While it's not something I've done much of the last few years, taking photos has been a big part of the past decade and a half for me. With 2020 fast approaching, I used the last 50 days to post 50 photos from the last 15 years on Instagram. I couldn't tell you what I hoped to gain from the process when I began—if anything, my mind was probably geared toward a little emotional molting—but completing the project has inspired some thoughts this morning about losing sight on what's directly in front of me that I'd like to share.

I don't quite have a handle on where I'm at with it all, but the deeper I went into the memories over the past several weeks, the more I got caught up in detours. In selecting the pictures I found myself judging their aesthetics, thinking about how they might be received by others, and curious about whether the stories that the photos represent to me genuinely tell the story of what my life has been like. In reflection, it feels like subconsciously weaponizing snapshots from the past to harvest social dividends in the here and now. This must be why they say 'If you have to go up into your own head, don't go alone,' as you can see what kind of mental webs I'm prone to getting caught in.
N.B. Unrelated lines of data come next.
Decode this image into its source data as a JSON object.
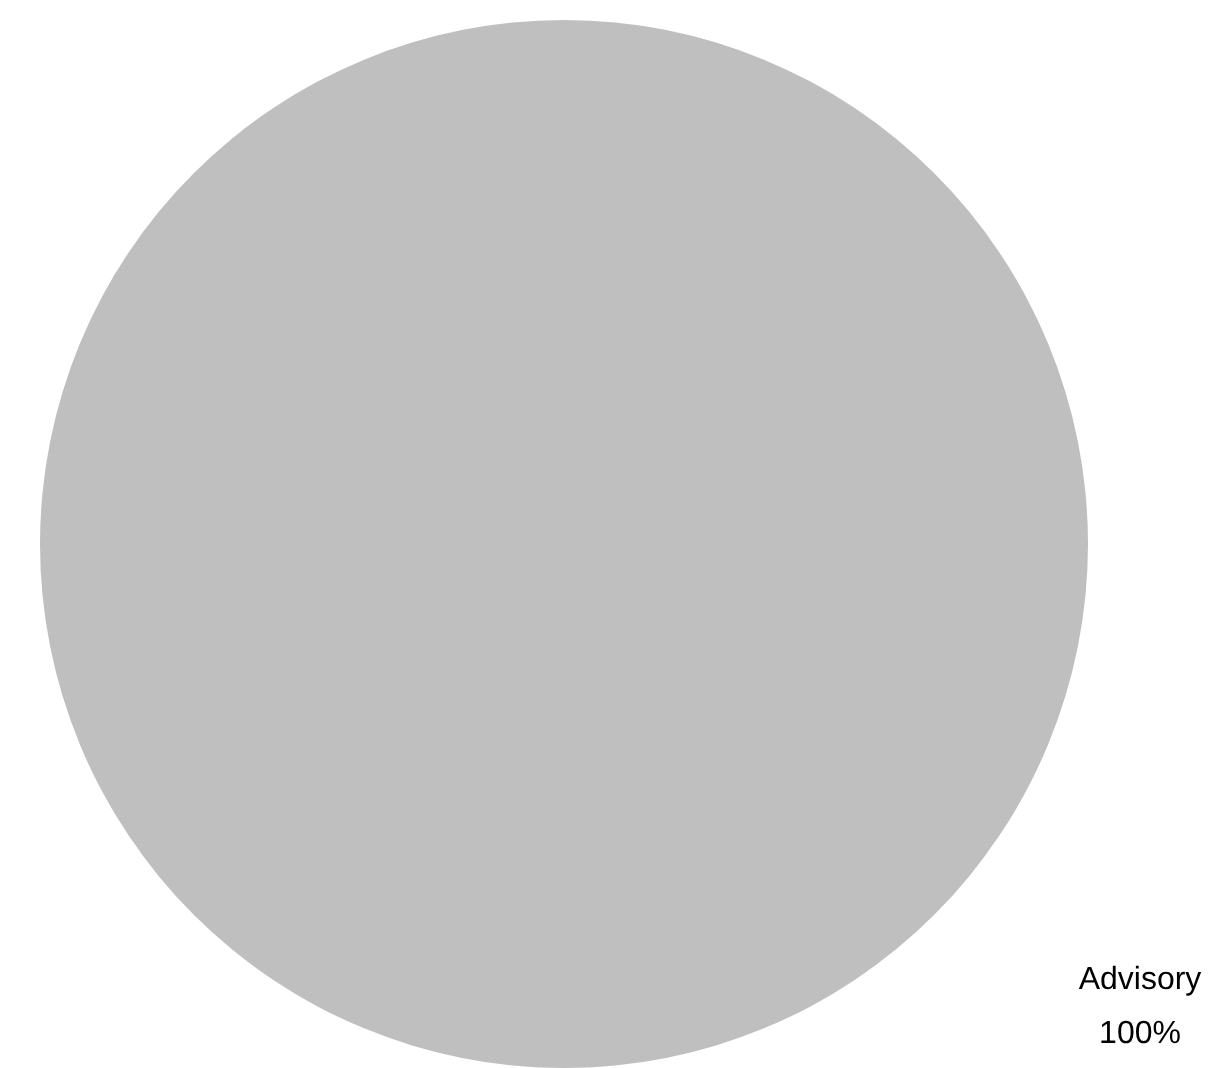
{
  "chart_data": {
    "type": "pie",
    "categories": [
      "Advisory"
    ],
    "values": [
      100
    ],
    "colors": [
      "#bfbfbf"
    ],
    "value_labels": [
      "100%"
    ],
    "legend": false
  }
}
I hope 2020 will be a good year. It's got a lot of potential—the way I'm lookin' at it—though much of that contingent on letting go of what once was, and being present right here, right now. As easy as it is to look back and toy around with nostalgia, this little project has shown me how much of a trap doing so can be. It might be true that to know where you're going you've got to know where you've been, but it's also true that to keep moving forward the mind can't remain forever focused on the past lives that lurk in the rearview mirror.